040 - Die Tochter der Hexe
Der Buchladen ist seit einigen Tagen geschlossen. Da dachte ich, Sie könnten mir vielleicht Auskunft über den Verbleib Ihrer Mutter geben. Ich hatte einige Bücher bestellt, und die Lieferung sollte längst hier sein.“
„Seit wann ist der Laden geschlossen?“ fragte sie. Die Angst in ihrer Stimme war nicht zu überhören.
„Seit vorgestern“, erklärte ich wahrheitsgemäß.
„Waren Sie auch in ihrer Wohnung, in der Kaiserstraße?“
Einen Moment zögerte ich. Dann sagte ich: „Nein.“ Es hatte keinen Sinn das Mädchen in Panik zu versetzen, bevor ich nicht dort war.
„Könnten Sie sie aufsuchen“, bat sie. „Wäre das möglich? Und auch, daß Sie mich dann noch einmal anrufen?“
„Natürlich“, erklärte ich.
„Ich habe solche Angst, daß ihr etwas zugestoßen sein könnte. Ich wäre Ihnen sehr, sehr dankbar, wenn Sie das für mich täten.“
„Aber sicher“, beruhigte ich sie. „Kein Problem. Ich habe nur eben noch bis vier an der Uni zu tun. Sagen wir, ich rufe Sie kurz nach fünf an. Ist das recht?“
„Ja, ich werde warten. Ich bin Ihnen sehr dankbar. Herr Fischer.“ „Gut, bis später.“
Ich hängte ein. Bis fünf mußte ich es schaffen, nach Bernheim zu kommen. Hoffentlich war sie geduldig genug, auf meinen Anruf zu warten. Sie hatte Angst um ihre Mutter. Das konnte eine ganz natürliche Reaktion sein. Aber vielleicht hatte sie auch einen bestimmten Grund.

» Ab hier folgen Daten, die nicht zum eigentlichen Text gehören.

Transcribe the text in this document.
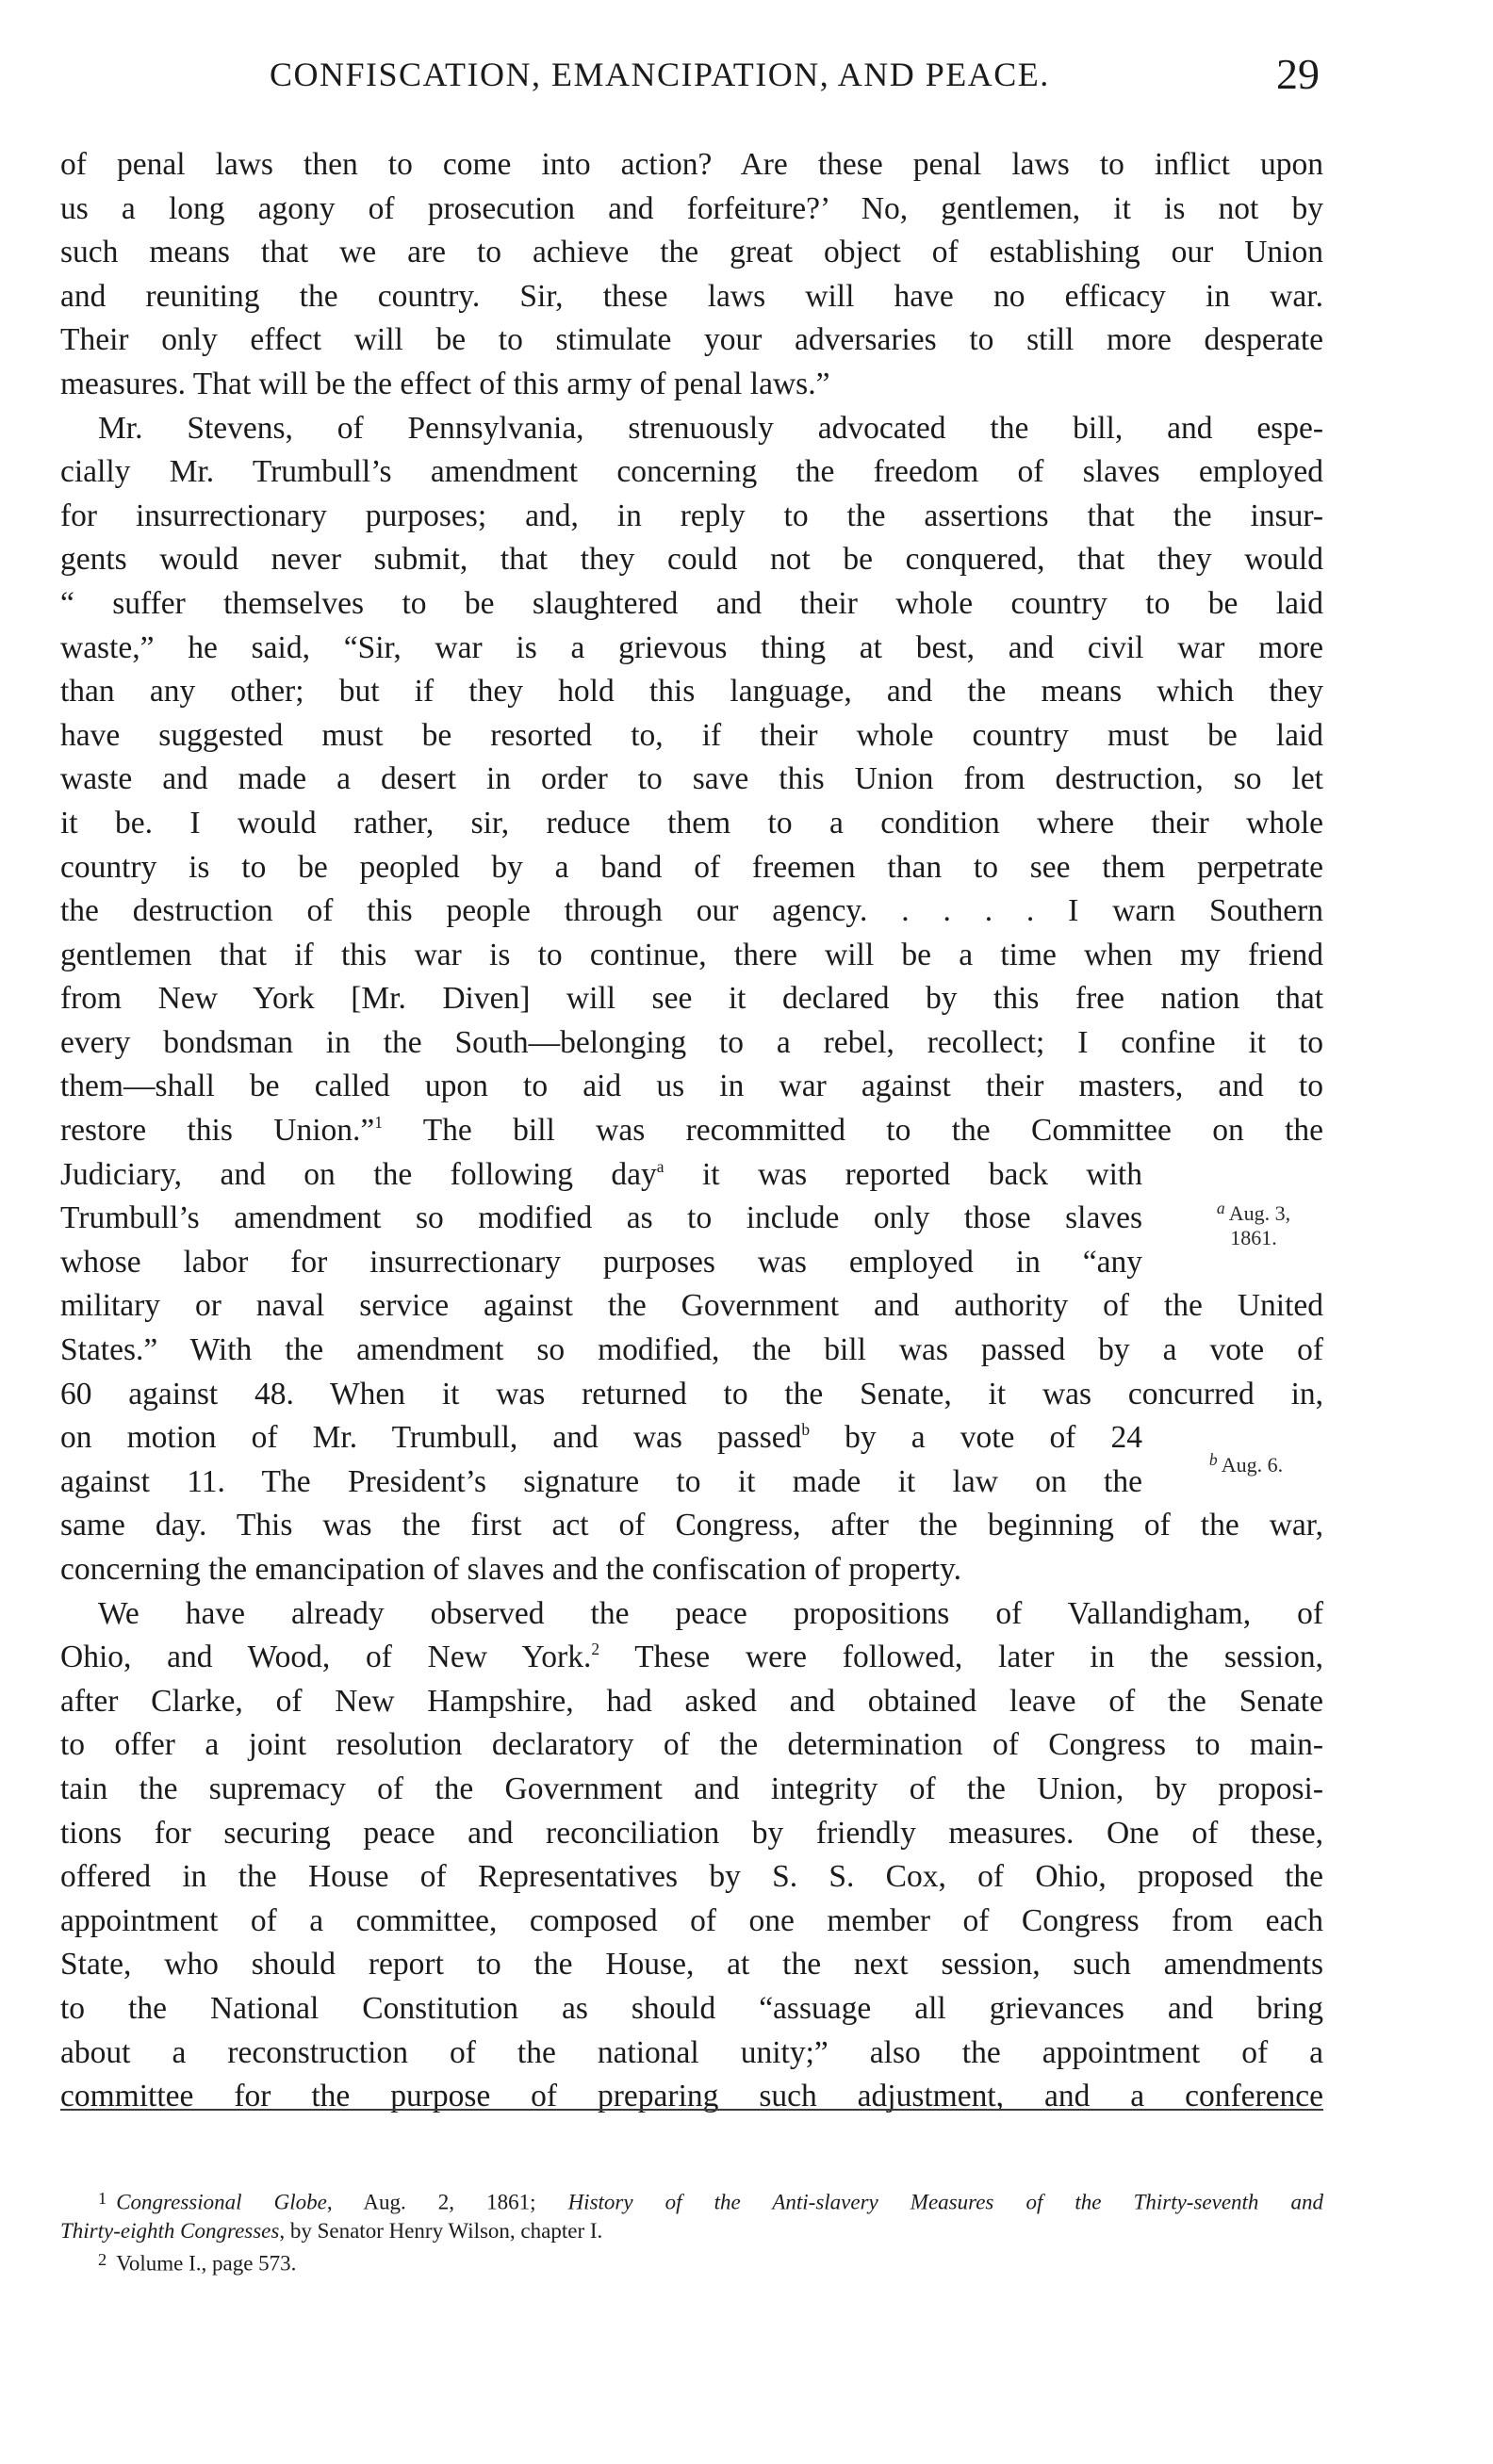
CONFISCATION, EMANCIPATION, AND PEACE.	29
of penal laws then to come into action? Are these penal laws to inflict upon
us a long agony of prosecution and forfeiture?’ No, gentlemen, it is not by
such means that we are to achieve the great object of establishing our Union
and reuniting the country. Sir, these laws will have no efficacy in war.
Their only effect will be to stimulate your adversaries to still more desperate
measures. That will be the effect of this army of penal laws.”
Mr. Stevens, of Pennsylvania, strenuously advocated the bill, and espe-
cially Mr. Trumbull’s amendment concerning the freedom of slaves employed
for insurrectionary purposes; and, in reply to the assertions that the insur-
gents would never submit, that they could not be conquered, that they would
“ suffer themselves to be slaughtered and their whole country to be laid
waste,” he said, “Sir, war is a grievous thing at best, and civil war more
than any other; but if they hold this language, and the means which they
have suggested must be resorted to, if their whole country must be laid
waste and made a desert in order to save this Union from destruction, so let
it be. I would rather, sir, reduce them to a condition where their whole
country is to be peopled by a band of freemen than to see them perpetrate
the destruction of this people through our agency. . . . . I warn Southern
gentlemen that if this war is to continue, there will be a time when my friend
from New York [Mr. Diven] will see it declared by this free nation that
every bondsman in the South—belonging to a rebel, recollect; I confine it to
them—shall be called upon to aid us in war against their masters, and to
restore this Union.”$^1$ The bill was recommitted to the Committee on the
Judiciary, and on the following day$^a$ it was reported back with
Trumbull’s amendment so modified as to include only those slaves
whose labor for insurrectionary purposes was employed in “any
military or naval service against the Government and authority of the United
States.” With the amendment so modified, the bill was passed by a vote of
60 against 48. When it was returned to the Senate, it was concurred in,
on motion of Mr. Trumbull, and was passed$^b$ by a vote of 24
against 11. The President’s signature to it made it law on the
same day. This was the first act of Congress, after the beginning of the war,
concerning the emancipation of slaves and the confiscation of property.
We have already observed the peace propositions of Vallandigham, of
Ohio, and Wood, of New York.$^2$ These were followed, later in the session,
after Clarke, of New Hampshire, had asked and obtained leave of the Senate
to offer a joint resolution declaratory of the determination of Congress to main-
tain the supremacy of the Government and integrity of the Union, by proposi-
tions for securing peace and reconciliation by friendly measures. One of these,
offered in the House of Representatives by S. S. Cox, of Ohio, proposed the
appointment of a committee, composed of one member of Congress from each
State, who should report to the House, at the next session, such amendments
to the National Constitution as should “assuage all grievances and bring
about a reconstruction of the national unity;” also the appointment of a
committee for the purpose of preparing such adjustment, and a conference
$^a$ Aug. 3,
1861.
$^b$ Aug. 6.
$^1$ Congressional Globe, Aug. 2, 1861; History of the Anti-slavery Measures of the Thirty-seventh and
Thirty-eighth Congresses, by Senator Henry Wilson, chapter I.
$^2$ Volume I., page 573.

Ich fuhr sofort nach den Übungen los. Man konnte nicht allzu schnell fahren auf der schmalen Straße. Es wurde viertel sechs, als ich Bernheim erreichte.
Es war ein kleiner, unscheinbarer Ort, der sicherlich nicht mehr als tausend Einwohner hatte. Es lag noch gute zehn Kilometer von der Landstraße entfernt in einem moorigen Tal. Ein wenig hangaufwärts hockten die Häuser, als lauerten sie darauf, auf jemanden herabzuspringen, der unachtsam die Straße entlang kam. Ich fragte mich, wie man hier wohnen konnte, und wer wohl die verrückte Idee gehabt hatte, sich hier anzusiedeln. Vielleicht war das Land vor ein paar Jahrhunderten anders gewesen, aber jetzt schien für die Bewohner nicht viel mehr übrig, als der trostlose Anblick auf die kahlen Hänge oder den Sumpf am Talgrund.
Ich brauchte eine weitere Viertelstunde, um das Haus der Kurtz’ zu finden. Ich war einigermaßen froh, als mir das Mädchen öffnete, und ich tatsächlich jemanden Lebenden hier fand.
Sie war noch hübscher als auf dem Foto. Ihr schmales Gesicht war ernst und verschlossen, und ich versuchte mir vorzustellen, wie sie aussehen mochte, wenn sie lächelte.
Sie sah mich erschrocken an, als ich mich vorstellte. Sie bat mich ins Haus, und ich berichtete ihr, daß ihre Mutter nicht aufzufinden sei und daß der Hausherr bereits die Polizei verständigt habe. Die Sache mit der brennenden Frau und das Auftauchen ihrer Schwester verschwieg ich. Ich wollte erst herausfinden, ob sie etwas Ungewöhnliches wußte.
„Drei Tage.”, murmelte sie bleich.
„Haben Sie noch Verwandte irgendwo, die sie besucht haben könnte?“
Sie schüttelte verneinend den Kopf.
„Was ist mit Ihrer Schwester? Ist sie wirklich tot?“
„Ja, sie starb vor vier Jahren.“
„Woran? Oder ist es zu unverschämt, wenn ich Sie danach frage?“
„Nein“, antwortete sie zögernd. „Sie waren so nett, mir zu helfen. Ich bin Ihnen sicher ein paar Erklärungen schuldig. Sie … sie kam im Moor um. Dort draußen.“ Sie deutete aus dem Fenster. „Irgend etwas trieb sie da hinaus, in die Dunkelheit, in die sich keiner aus dem Ort hinauswagen würde. Wir hörten sie schreien, aber wir fanden nicht mehr viel von ihr. Ihre Schuhe und ihren Schal.“ Sie brach ab.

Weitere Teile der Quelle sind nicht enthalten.